Ectopic expression of Oct4, Sox2, Klf4 and c-Myc can reprogram somatic cells into induced pluripotent stem cells (iPSCs). Attempts to identify genes or chemicals that can functionally replace each of these four reprogramming factors have revealed that exogenous Oct4 is not necessary for reprogramming under certain conditions or in the presence of alternative factors that can regulate endogenous Oct4 expression. For example, polycistronic expression of Sox2, Klf4 and c-Myc can elicit reprogramming by activating endogenous Oct4 expression indirectly. Experiments in which the reprogramming competence of all other Oct family members tested and also in different species have led to the decisive conclusion that Oct proteins display different reprogramming competences and species-dependent reprogramming activity despite their profound sequence conservation. We discuss the roles of the structural components of Oct proteins in reprogramming and how donor cell epigenomes endow Oct proteins with different reprogramming competences.

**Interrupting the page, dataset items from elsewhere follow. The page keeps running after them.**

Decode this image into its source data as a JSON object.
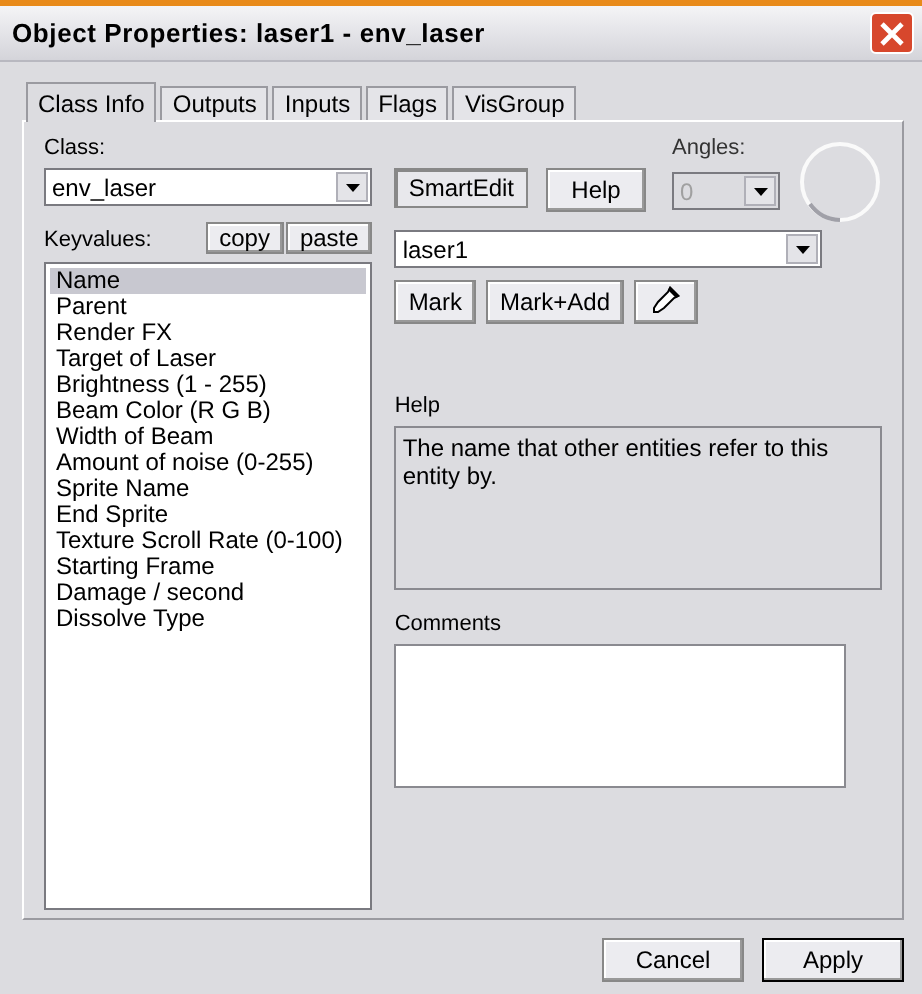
{
  "window": {
    "title": "Object Properties: laser1 - env_laser"
  },
  "tabs": [
    {
      "label": "Class Info",
      "selected": true
    },
    {
      "label": "Outputs",
      "selected": false
    },
    {
      "label": "Inputs",
      "selected": false
    },
    {
      "label": "Flags",
      "selected": false
    },
    {
      "label": "VisGroup",
      "selected": false
    }
  ],
  "class_field": {
    "label": "Class:",
    "value": "env_laser"
  },
  "smart_edit": {
    "label": "SmartEdit",
    "on": true
  },
  "help_button": "Help",
  "angles": {
    "label": "Angles:",
    "value": "0",
    "disabled": true
  },
  "keyvalues": {
    "label": "Keyvalues:",
    "buttons": [
      "copy",
      "paste"
    ],
    "items": [
      {
        "label": "Name",
        "selected": true
      },
      {
        "label": "Parent",
        "selected": false
      },
      {
        "label": "Render FX",
        "selected": false
      },
      {
        "label": "Target of Laser",
        "selected": false
      },
      {
        "label": "Brightness (1 - 255)",
        "selected": false
      },
      {
        "label": "Beam Color (R G B)",
        "selected": false
      },
      {
        "label": "Width of Beam",
        "selected": false
      },
      {
        "label": "Amount of noise (0-255)",
        "selected": false
      },
      {
        "label": "Sprite Name",
        "selected": false
      },
      {
        "label": "End Sprite",
        "selected": false
      },
      {
        "label": "Texture Scroll Rate (0-100)",
        "selected": false
      },
      {
        "label": "Starting Frame",
        "selected": false
      },
      {
        "label": "Damage / second",
        "selected": false
      },
      {
        "label": "Dissolve Type",
        "selected": false
      }
    ]
  },
  "value_field": {
    "value": "laser1"
  },
  "mark_buttons": [
    "Mark",
    "Mark+Add"
  ],
  "help": {
    "label": "Help",
    "text": "The name that other entities refer to this entity by."
  },
  "comments": {
    "label": "Comments"
  },
  "footer_buttons": [
    {
      "label": "Cancel",
      "default": false
    },
    {
      "label": "Apply",
      "default": true
    }
  ]
}
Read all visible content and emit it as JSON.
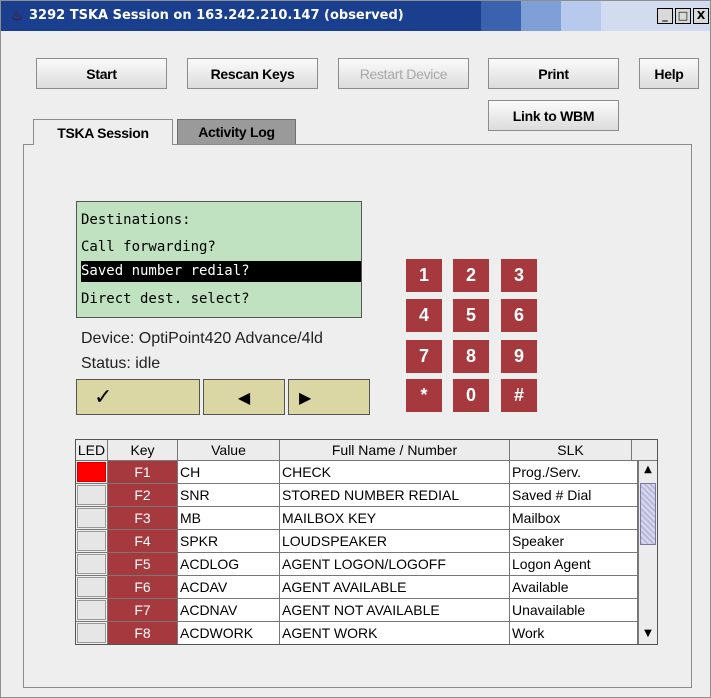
{
  "window": {
    "title": "3292 TSKA Session on 163.242.210.147 (observed)",
    "app_icon": "java-app-icon",
    "controls": [
      "_",
      "□",
      "X"
    ]
  },
  "toolbar": {
    "start": "Start",
    "rescan": "Rescan Keys",
    "restart": "Restart Device",
    "print": "Print",
    "help": "Help",
    "link_wbm": "Link to WBM"
  },
  "tabs": [
    {
      "label": "TSKA Session",
      "active": true
    },
    {
      "label": "Activity Log",
      "active": false
    }
  ],
  "display": {
    "lines": [
      "Destinations:",
      "Call forwarding?",
      "Saved number redial?",
      "Direct dest. select?"
    ],
    "selected_line": 2
  },
  "device": "Device: OptiPoint420 Advance/4ld",
  "status": "Status: idle",
  "nav": {
    "ok": "✓",
    "left": "◀",
    "right": "▶"
  },
  "keypad": [
    "1",
    "2",
    "3",
    "4",
    "5",
    "6",
    "7",
    "8",
    "9",
    "*",
    "0",
    "#"
  ],
  "table": {
    "columns": [
      "LED",
      "Key",
      "Value",
      "Full Name / Number",
      "SLK"
    ],
    "rows": [
      {
        "led": "red",
        "key": "F1",
        "value": "CH",
        "name": "CHECK",
        "slk": "Prog./Serv."
      },
      {
        "led": "off",
        "key": "F2",
        "value": "SNR",
        "name": "STORED NUMBER REDIAL",
        "slk": "Saved # Dial"
      },
      {
        "led": "off",
        "key": "F3",
        "value": "MB",
        "name": "MAILBOX KEY",
        "slk": "Mailbox"
      },
      {
        "led": "off",
        "key": "F4",
        "value": "SPKR",
        "name": "LOUDSPEAKER",
        "slk": "Speaker"
      },
      {
        "led": "off",
        "key": "F5",
        "value": "ACDLOG",
        "name": "AGENT LOGON/LOGOFF",
        "slk": "Logon Agent"
      },
      {
        "led": "off",
        "key": "F6",
        "value": "ACDAV",
        "name": "AGENT AVAILABLE",
        "slk": "Available"
      },
      {
        "led": "off",
        "key": "F7",
        "value": "ACDNAV",
        "name": "AGENT NOT AVAILABLE",
        "slk": "Unavailable"
      },
      {
        "led": "off",
        "key": "F8",
        "value": "ACDWORK",
        "name": "AGENT WORK",
        "slk": "Work"
      }
    ]
  },
  "colors": {
    "titlebar": "#1b3f8f",
    "lcd": "#c0e2c0",
    "key_red": "#a5393d",
    "nav_khaki": "#dad7a4",
    "led_on": "#ff0000"
  }
}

Oct4、Sox2、Klf4 和 c-Myc 的异位表达可以将体细胞重编程为诱导多能干细胞 (iPSC)。鉴定可以在功能上替代这四种重编程因子的基因或化学物质的尝试表明，在某些条件下或在存在可调节内源性 Oct4 表达的替代因子的情况下，外源性 Oct4 不是重编程所必需的。例如，Sox2、Klf4 和 c-Myc 的多顺反子表达可以通过间接激活内源性 Oct4 表达来引发重编程。对所有其他 Oct 家族成员的重编程能力以及在不同物种中进行测试的实验得出了决定性结论，即 Oct 蛋白显示出不同的重编程能力和物种依赖性重编程活性，尽管它们具有深刻的序列保守性。我们讨论了 Oct 蛋白的结构成分在重编程中的作用，以及供体细胞表观基因组如何赋予 Oct 蛋白不同的重编程能力。